We provide a script to support batch generation of model responses using the vLLM toolkit. Before running the script, make sure to update the `model/tokenizer` path as well as the `input/output` paths accordingly.

To run the generation:

```bash
cd gen_code
bash generate.sh
```

We also provide quick evaluation scripts to compute factual scores on relevant datasets and accuracy scores on math datasets.
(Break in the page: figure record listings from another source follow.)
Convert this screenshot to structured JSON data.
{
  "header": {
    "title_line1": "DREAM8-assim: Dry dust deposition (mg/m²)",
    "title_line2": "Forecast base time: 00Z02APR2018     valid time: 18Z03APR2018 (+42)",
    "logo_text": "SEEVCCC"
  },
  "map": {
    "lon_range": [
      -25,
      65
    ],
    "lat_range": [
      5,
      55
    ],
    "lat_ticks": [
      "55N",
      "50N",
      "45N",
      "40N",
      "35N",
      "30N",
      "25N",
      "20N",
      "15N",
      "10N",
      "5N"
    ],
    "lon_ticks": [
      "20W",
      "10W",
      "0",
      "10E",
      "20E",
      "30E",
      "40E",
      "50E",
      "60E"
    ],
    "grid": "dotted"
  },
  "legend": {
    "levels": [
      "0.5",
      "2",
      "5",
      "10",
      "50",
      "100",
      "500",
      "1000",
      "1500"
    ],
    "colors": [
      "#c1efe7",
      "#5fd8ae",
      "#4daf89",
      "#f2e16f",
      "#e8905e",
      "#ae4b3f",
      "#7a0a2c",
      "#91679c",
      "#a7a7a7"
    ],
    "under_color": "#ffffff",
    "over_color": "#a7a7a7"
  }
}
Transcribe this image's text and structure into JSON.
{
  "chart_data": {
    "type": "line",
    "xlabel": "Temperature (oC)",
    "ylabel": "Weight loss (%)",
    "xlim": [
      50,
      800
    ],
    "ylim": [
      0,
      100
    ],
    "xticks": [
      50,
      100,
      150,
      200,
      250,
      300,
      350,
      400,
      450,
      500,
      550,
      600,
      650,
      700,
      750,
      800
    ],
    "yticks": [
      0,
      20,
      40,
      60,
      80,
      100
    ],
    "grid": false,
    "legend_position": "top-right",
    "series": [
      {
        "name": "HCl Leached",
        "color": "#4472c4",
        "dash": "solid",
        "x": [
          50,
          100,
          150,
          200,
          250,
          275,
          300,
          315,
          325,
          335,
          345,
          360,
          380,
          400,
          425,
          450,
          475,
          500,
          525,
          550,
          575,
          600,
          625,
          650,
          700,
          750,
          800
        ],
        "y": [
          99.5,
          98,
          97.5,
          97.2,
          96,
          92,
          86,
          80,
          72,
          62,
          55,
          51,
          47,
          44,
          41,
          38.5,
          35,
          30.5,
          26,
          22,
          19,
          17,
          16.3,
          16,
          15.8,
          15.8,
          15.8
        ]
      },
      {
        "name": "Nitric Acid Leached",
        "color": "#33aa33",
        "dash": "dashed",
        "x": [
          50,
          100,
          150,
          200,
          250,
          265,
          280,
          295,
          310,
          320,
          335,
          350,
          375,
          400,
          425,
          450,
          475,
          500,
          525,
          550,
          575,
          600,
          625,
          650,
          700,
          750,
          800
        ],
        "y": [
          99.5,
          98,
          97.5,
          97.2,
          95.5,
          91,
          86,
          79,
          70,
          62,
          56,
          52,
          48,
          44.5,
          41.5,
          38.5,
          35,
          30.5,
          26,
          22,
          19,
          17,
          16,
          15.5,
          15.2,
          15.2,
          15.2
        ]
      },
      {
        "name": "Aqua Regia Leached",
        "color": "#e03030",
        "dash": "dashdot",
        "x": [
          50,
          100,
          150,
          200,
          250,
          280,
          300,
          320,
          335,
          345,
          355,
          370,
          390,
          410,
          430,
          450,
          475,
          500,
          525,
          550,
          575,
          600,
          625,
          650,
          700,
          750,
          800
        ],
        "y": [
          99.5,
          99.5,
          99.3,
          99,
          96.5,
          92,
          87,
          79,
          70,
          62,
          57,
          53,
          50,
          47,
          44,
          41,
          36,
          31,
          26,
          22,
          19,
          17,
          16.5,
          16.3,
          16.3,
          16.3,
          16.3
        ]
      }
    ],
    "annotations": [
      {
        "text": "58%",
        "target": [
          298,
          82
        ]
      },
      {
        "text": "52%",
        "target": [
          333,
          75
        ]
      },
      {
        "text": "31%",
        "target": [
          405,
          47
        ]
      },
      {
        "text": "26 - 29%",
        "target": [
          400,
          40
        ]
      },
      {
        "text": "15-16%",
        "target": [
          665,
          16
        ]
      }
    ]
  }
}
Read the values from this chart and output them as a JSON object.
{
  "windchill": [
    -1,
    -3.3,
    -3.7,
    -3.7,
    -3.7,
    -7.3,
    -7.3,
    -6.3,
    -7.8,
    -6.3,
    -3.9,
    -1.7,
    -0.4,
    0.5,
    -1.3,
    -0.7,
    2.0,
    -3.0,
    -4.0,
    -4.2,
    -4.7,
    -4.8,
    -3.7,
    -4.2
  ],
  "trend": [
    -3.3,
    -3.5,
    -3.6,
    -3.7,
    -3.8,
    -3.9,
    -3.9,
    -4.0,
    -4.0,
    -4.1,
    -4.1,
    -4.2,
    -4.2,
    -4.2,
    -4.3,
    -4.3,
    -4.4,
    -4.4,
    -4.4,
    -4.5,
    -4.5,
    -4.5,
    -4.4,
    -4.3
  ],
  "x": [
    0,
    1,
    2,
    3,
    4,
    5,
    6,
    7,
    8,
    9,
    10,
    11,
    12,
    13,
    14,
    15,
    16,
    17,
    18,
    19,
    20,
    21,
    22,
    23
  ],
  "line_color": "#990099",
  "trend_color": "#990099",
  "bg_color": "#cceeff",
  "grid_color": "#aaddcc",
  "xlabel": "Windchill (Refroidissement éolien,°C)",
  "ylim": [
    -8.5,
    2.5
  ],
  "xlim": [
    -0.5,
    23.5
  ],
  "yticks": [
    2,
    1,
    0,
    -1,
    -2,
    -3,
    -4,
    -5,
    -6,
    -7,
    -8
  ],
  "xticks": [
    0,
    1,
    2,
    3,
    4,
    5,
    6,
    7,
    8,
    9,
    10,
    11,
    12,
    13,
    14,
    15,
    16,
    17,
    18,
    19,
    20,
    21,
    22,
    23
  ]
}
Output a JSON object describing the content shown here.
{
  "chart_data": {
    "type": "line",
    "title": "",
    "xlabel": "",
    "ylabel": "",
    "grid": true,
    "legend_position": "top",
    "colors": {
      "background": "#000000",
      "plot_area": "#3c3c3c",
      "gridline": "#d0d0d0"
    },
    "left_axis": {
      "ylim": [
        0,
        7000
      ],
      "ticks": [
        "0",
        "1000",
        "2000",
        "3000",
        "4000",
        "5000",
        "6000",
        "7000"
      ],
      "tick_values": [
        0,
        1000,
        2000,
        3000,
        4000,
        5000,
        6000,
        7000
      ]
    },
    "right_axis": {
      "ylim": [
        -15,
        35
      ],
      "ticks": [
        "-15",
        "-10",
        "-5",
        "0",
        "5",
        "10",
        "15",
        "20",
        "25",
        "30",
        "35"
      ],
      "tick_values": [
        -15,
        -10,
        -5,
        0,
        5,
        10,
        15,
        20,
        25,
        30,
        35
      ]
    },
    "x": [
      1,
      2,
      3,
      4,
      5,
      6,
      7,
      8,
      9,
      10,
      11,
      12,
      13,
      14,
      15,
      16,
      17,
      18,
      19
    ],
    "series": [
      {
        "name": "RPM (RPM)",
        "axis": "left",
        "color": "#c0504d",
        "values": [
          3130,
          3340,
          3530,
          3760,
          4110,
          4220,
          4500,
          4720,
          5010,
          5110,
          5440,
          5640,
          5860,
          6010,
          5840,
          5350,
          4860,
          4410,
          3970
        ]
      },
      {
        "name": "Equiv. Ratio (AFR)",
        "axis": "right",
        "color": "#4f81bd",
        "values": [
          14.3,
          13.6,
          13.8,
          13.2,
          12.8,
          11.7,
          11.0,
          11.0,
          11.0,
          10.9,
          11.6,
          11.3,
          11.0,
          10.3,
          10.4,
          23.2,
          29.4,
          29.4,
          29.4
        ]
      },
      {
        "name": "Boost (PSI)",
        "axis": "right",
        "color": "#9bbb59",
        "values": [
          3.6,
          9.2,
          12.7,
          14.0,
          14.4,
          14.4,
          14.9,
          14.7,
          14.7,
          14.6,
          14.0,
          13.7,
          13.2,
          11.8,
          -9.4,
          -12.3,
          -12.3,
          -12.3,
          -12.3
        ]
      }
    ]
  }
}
Before running the evaluations, remember to update the `name`, `model`, `data_path`, and `output_path` fields in both `factual_eval.py` and `math_eval.py` to reflect your own generation results.

To run the evaluation:

```bash
cd evaluation
python factual_eval.py
python math_eval.py
```

### Training
We provide training scripts for both the SFT stage and the GRPO stage. Before running the scripts, make sure to adjust the configurations as needed (e.g., model path, data path, output directories, hyperparameters, etc.).

#### SFT Stage

To run SFT training:
```bash
cd ./training_scripts/sft_stage
bash run_sft.sh
```

#### GRPO Stage

To run GRPO training:
```bash
cd ./training_scripts/grpo_stage
bash run_grpo.sh
```
Remember to change the default paths to the SFT-trained model and tokenizer.